E vem daí a objeção ética. Há gente sensível, reclamando que a gargalhada não é resposta adequada à guerra, ao racismo, à fome, à injustiça. Só mesmo a dedicação e o sacrifico sérios poderão livrar um dia a terra dessas pestilências. E como têm razão! Mas acontece, como já demonstramos antes, que nem a seriedade, nem a dedicação é oposto da comicidade. O oposto do cômico é a necessidade trágica, e talvez, até, a resignação estoica. A sensibilidade cômica tem isso de poder rir dos que fomentam guerras e perpetuam fomes, ao mesmo tempo que dá duro para destroná-los. Antevê a queda deles, mesmo que seu poder pareça inabalável. O cômico, muito mais que o trágico, porque encendeia (sic) esperanças, impele a mais, não menos, participação na luta por um mundo justo.19

A observação de Mondin é importante, porque identifica uma fonte e uma inspiração importantes para a espiritualidade estético-erótica de Rubem Alves. Conforme Mondin,

De Harvey Cox, Alves recebeu tanto a orientação teológica como o método, mas assumiu em ambos os casos uma posição crítica e pessoal. Quanto ao método, segue Cox na recusa da metafísica e no uso da pesquisa sociológica [...]. Relativamente à orientação teológica, Alves segue seu mestre primeiramente na fase da teologia da esperança, mas desenvolve uma ideia da esperança cristã francamente mais bíblica do que a do autor de A cidade do homem.20

Há que se observar que, conquanto a proposta de espiritualidade de Alves seja virtualmente única, é uma proposta formulada contexto vivencial e existencial mais amplo da América Latina, contexto no qual o tema da espiritualidade é importante. Haja vista a proposta de uma espiritualidade da libertação, como a sugerida por Gutiérrez, Galilea, Casaldáliga e Vigil21. A proposta de espiritualidade da libertação da teologia latino-americana também é uma abordagem criativa e original, que vem contribuir para o todo do pensamento cristão sobre o importante tema da espiritualidade.

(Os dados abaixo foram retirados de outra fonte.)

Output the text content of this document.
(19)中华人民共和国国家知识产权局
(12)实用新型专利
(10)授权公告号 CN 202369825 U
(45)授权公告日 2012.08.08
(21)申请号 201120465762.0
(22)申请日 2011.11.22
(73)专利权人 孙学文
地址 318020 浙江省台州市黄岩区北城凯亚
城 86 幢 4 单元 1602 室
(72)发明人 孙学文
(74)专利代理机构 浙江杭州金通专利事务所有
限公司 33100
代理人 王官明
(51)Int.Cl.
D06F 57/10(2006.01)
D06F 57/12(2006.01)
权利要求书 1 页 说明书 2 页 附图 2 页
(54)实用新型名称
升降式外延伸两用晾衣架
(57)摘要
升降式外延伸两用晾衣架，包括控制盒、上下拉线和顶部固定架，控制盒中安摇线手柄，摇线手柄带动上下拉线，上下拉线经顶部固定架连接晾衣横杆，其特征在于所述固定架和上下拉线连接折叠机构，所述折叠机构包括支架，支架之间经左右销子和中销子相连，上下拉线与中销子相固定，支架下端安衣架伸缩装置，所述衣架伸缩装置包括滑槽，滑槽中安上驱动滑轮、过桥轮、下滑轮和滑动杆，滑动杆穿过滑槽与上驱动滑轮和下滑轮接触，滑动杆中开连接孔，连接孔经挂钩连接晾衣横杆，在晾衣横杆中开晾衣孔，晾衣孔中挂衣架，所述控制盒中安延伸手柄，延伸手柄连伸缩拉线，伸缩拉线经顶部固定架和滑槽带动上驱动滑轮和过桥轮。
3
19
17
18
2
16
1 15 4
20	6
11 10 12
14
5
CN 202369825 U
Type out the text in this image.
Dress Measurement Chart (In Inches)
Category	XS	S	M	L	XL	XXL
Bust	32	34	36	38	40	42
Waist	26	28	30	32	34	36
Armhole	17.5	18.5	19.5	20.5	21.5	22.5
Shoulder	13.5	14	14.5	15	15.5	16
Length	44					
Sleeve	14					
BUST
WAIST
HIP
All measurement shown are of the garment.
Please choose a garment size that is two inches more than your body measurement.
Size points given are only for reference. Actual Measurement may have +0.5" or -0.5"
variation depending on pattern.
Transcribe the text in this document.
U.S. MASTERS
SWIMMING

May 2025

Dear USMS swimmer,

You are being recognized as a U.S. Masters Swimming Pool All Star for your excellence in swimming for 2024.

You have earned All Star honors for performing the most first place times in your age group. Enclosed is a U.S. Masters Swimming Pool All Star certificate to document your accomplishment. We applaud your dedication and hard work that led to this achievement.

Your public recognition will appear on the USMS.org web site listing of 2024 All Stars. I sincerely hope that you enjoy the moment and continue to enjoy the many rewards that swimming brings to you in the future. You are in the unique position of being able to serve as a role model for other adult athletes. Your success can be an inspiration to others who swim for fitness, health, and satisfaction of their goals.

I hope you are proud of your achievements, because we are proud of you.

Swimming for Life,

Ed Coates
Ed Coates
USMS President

Desta maneira, a espiritualidade estético-erótica de Alves surge como uma linha, por assim dizer, na espiritualidade latino-americana. Usando uma metáfora fluvial, o grande rio da espiritualidade cristã mundial é alimentado pelo afluente da espiritualidade latino-americana, que tem como caudais a espiritualidade da libertação dos autores mencionados, e a espiritualidade estético-erótica de Rubem Alves.

ESPIRITUALIDADE COMO EXPERIÊNCIA DO ESTÉTICO E DO ERÓTICO NO PENSAMENTO DE RUBEM ALVES

A espiritualidade de Alves é o que neste artigo é denominada de “espiritualidade estético-erótica”. Por estética entende-se não necessariamente uma espiritualidade da arte, mas do sentimento, da fruição. Por erótica entende-se não necessariamente o sexual, mas a dimensão lúdica da existência, a dimensão do prazer. A palavra erótica é uma espécie de termo técnico no corpus da vasta literatura alvesiana22.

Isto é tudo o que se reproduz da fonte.